The above text is from a song from my summer camp. For eight summers, I attended Camp Nakanawa, a camp for girls on the Cumberland Plateau in Tennessee. This past weekend, I attended a reunion weekend at camp. As part of the reunion, of course, we sang camp songs. I find it amazing that these songs are blazoned on my heart--I remember ALL the words. As part of the weekend, we ate in the dining hall with all the southern delicacies (grits, biscuits, bacon, sausage). We helped the directors get ready for camp in a few weeks. I weeded gardens and woodburned pine medallions for awards. We hiked on the trail around the lake. In between the rain, I canoed on the lake. There were women in attendance from their early twenties to the late eighties. It was a blast.

As part of the weekend, I was asked to helped plan the church service (so I was still working after a fashion on Sunday morning!). We sang from the old Methodist hymnals that remain all year long in the Wigwam (the gathering hall). Those hymnals still had that familiar musty camp smell. We read Psalm 139--the psalm that is read at Rite 13 service to mark teenagers entering into adulthood. We prayed for all our daughters, the young women who would be coming to camp in a few weeks--biological or not. (We also prayed for the men-husbands and sons as well!) The most moving part of the service was the reflection period.

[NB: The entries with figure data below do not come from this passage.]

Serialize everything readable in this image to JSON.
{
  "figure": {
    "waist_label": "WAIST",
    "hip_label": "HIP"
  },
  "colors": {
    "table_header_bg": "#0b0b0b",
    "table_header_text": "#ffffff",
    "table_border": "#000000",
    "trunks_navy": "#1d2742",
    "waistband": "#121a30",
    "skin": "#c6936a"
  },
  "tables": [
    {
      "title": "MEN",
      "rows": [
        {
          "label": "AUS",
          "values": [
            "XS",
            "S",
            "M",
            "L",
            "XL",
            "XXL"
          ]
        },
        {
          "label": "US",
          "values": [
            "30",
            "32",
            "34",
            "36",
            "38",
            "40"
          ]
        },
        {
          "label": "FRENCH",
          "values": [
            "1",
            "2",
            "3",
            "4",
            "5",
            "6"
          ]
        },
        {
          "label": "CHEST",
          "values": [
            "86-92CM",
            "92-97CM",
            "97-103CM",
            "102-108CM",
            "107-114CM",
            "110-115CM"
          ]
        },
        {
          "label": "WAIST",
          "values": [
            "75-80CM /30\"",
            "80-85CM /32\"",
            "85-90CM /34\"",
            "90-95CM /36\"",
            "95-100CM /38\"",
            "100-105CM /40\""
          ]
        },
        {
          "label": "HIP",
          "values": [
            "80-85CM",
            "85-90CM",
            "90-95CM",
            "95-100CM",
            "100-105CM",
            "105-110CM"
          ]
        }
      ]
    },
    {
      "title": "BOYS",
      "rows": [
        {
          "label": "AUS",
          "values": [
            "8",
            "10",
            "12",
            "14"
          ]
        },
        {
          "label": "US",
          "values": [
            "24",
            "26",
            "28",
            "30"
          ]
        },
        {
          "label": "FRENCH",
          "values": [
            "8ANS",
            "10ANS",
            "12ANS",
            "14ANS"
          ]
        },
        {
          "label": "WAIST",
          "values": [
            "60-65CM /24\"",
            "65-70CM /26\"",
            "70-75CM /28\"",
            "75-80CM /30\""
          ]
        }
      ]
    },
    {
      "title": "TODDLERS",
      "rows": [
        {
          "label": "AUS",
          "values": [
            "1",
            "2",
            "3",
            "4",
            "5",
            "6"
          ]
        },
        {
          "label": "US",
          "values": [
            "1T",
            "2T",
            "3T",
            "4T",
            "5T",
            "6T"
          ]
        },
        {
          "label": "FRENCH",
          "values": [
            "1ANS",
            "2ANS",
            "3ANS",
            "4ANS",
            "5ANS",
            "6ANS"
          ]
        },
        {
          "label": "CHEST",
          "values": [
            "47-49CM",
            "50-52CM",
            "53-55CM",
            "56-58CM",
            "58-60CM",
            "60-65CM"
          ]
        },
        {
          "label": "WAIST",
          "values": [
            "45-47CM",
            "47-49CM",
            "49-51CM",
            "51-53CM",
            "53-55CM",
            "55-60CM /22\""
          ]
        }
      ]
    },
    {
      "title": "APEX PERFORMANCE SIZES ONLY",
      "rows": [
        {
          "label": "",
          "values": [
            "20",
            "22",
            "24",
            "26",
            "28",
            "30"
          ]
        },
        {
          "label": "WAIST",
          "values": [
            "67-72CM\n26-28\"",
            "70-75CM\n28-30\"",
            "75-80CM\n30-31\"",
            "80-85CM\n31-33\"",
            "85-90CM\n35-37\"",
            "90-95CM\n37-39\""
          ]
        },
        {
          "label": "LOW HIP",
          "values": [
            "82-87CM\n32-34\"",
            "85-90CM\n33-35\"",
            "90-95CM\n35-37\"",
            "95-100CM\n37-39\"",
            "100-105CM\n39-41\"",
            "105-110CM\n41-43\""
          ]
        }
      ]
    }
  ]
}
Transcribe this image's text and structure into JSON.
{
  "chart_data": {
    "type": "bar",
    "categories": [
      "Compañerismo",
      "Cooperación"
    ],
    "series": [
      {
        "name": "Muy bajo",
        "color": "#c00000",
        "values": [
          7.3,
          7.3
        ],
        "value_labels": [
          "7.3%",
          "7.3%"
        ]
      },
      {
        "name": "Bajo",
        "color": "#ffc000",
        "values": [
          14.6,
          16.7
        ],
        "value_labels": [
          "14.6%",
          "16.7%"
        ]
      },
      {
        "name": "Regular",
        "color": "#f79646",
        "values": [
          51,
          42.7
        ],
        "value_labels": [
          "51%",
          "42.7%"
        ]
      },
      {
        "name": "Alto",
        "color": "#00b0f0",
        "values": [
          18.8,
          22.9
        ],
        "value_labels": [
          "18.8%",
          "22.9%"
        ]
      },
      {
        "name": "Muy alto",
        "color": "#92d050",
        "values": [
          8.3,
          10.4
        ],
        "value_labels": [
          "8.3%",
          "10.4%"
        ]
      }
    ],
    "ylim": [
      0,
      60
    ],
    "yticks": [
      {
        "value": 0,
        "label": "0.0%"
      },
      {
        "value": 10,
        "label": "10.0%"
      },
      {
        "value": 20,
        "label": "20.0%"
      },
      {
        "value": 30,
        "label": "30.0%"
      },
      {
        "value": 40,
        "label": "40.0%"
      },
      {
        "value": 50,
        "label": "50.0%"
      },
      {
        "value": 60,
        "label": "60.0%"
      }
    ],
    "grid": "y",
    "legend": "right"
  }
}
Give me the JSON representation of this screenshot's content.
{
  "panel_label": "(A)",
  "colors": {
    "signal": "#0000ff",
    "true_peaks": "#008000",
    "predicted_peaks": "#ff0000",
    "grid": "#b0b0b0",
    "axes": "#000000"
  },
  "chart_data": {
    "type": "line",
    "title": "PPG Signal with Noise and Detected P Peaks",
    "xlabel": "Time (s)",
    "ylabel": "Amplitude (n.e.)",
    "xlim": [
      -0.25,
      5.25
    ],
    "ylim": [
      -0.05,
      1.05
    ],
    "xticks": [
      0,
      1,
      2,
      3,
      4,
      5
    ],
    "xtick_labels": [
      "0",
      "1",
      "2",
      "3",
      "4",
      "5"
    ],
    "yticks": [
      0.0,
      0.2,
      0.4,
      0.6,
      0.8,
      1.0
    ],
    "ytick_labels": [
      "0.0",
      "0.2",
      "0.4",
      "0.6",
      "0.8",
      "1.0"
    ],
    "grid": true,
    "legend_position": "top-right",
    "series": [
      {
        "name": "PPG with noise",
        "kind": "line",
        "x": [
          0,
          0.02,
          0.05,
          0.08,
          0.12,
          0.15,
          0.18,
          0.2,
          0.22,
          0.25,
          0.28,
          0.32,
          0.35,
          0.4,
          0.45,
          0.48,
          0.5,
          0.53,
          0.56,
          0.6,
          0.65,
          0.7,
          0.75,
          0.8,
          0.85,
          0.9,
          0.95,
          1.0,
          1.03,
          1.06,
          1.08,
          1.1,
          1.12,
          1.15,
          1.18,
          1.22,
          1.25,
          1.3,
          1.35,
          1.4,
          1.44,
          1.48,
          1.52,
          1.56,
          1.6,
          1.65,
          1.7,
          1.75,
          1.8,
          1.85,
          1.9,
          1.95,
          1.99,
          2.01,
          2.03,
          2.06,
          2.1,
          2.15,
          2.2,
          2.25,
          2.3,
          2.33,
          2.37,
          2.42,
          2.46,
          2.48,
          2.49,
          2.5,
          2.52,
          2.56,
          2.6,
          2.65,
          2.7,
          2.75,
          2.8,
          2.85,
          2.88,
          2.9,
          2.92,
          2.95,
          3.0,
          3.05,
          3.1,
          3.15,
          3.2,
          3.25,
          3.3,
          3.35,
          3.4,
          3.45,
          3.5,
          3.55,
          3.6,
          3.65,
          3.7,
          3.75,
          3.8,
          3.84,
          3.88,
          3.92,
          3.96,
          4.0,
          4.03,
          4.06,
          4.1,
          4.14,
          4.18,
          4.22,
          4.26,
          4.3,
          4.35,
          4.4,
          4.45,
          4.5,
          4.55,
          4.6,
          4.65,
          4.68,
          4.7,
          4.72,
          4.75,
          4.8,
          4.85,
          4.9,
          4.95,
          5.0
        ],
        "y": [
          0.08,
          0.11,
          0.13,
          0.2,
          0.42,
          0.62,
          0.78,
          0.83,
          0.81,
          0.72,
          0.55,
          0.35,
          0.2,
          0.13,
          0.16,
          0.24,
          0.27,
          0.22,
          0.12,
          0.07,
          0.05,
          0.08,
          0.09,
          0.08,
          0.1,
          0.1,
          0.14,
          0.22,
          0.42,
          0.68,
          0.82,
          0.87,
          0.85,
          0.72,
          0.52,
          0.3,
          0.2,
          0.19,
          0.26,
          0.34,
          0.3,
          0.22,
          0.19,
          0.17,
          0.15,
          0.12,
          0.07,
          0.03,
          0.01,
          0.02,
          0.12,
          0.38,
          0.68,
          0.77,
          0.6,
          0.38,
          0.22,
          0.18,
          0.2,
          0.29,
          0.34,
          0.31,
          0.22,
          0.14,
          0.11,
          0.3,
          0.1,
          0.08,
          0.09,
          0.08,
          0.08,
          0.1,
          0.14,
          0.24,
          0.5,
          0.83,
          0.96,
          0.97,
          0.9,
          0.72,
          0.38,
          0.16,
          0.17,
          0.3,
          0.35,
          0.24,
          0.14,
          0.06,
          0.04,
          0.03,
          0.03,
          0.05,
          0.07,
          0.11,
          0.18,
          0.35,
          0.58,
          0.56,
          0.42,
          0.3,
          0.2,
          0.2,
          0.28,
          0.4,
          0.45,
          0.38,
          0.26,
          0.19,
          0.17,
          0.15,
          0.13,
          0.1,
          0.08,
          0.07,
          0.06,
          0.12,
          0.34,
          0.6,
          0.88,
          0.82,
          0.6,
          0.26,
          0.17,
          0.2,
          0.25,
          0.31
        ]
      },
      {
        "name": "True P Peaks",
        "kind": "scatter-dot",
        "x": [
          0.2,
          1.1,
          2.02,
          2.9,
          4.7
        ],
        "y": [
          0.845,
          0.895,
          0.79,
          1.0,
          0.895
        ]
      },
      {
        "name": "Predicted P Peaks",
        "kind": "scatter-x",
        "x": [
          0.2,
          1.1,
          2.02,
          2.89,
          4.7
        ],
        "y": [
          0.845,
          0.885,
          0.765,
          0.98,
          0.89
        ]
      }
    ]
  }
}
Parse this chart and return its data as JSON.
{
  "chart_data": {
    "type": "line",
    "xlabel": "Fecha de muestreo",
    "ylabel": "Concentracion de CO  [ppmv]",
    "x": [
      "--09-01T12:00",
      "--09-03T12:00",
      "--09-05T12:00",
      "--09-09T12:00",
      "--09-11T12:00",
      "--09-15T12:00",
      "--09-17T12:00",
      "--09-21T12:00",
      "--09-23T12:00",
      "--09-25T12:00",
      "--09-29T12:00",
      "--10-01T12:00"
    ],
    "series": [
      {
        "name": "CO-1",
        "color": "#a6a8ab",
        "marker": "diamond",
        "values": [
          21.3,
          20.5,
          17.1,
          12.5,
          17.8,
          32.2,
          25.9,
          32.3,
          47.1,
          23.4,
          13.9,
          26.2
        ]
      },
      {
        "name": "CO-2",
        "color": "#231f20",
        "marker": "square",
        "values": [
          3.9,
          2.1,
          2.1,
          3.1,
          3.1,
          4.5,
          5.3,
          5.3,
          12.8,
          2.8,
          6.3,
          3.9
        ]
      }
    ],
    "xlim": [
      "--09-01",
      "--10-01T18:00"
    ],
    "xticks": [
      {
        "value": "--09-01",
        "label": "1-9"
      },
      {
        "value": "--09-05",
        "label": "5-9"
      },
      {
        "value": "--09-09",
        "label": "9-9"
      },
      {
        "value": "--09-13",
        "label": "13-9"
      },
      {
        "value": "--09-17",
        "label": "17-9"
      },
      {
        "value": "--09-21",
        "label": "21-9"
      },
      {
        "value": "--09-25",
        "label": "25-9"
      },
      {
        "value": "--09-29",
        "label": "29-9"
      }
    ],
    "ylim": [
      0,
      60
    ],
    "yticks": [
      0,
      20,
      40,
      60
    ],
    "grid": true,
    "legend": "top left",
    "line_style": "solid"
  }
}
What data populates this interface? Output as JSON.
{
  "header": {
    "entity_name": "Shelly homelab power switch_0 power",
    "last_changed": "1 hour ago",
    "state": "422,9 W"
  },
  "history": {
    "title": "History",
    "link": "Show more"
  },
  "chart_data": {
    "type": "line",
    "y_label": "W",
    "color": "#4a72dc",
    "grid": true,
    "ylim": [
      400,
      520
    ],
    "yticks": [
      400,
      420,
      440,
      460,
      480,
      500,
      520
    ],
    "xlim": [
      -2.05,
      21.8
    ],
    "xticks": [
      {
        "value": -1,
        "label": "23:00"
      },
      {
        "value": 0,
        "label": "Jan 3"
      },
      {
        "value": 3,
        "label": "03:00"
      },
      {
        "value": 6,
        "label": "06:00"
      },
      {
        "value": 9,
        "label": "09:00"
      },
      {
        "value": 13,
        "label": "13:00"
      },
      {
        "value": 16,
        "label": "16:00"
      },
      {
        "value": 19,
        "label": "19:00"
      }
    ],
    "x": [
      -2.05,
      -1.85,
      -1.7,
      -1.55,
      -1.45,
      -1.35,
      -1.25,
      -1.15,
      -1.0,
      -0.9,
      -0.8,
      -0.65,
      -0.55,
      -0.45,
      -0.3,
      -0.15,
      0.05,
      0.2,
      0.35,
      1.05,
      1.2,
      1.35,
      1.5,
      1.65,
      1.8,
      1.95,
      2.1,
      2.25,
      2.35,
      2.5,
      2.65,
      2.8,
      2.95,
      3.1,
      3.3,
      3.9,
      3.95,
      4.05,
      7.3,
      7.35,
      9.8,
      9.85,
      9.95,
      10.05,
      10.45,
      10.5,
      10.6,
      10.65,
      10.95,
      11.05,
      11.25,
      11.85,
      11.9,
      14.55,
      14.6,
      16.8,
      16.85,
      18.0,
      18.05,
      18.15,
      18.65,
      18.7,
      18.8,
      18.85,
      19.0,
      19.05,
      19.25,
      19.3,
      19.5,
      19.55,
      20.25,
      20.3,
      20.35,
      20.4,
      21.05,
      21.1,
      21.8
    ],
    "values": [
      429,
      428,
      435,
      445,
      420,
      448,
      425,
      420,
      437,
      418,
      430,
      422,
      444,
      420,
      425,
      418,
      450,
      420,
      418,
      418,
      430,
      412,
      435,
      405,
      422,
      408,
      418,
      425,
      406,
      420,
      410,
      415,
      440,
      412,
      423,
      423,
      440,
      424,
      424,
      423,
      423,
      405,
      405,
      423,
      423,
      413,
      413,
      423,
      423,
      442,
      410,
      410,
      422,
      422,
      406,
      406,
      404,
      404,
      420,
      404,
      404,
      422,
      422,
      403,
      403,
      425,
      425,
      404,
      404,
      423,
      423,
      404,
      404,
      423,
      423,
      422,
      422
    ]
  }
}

Five former campers from the very eldest to one of the youngest spoke about what camp had meant to them and what they carried from camp into their later lives.

What I realized from the reflections (including my own) is that more than any other community, I learned at this camp what God's love looks and feels like in community. Coming from a family that was not good at expressing emotions or giving loving touches, camp was a whole new ballgame for me from the age of 12. This weekend, I remembered that I had to learn what it was to sit close to another person, to link arms, to hug, laugh and cry together. This weekend, I was amazed at how quickly we all fell back into our camp pattern. I noticed that unlike our usual worlds at home, we sat so closely together at meetings that our shoulders touched. We linked arms to sing songs. We held hands to pray. By Sunday, I realized that much of what I do in my vocation as an Episcopal priest flows directly from the community life of my summer camp. My call is to help to make the love of God present in a community day in and day out. I use what I was given and learned at camp to give back that Spirit of God's love to those I meet in my life as a priest. I came to camp a sad and lonely young girl whose mother had died. A young girl that did not know how to express her loss--or even what that loss really was all about. I left a young women who was given the healing and life-giving love of God who could then give and show that love to others. The Spirit of Nakanawa is the Spirit of God for me.

Where do you find the Spirit of God in community? Is it beyond your church community?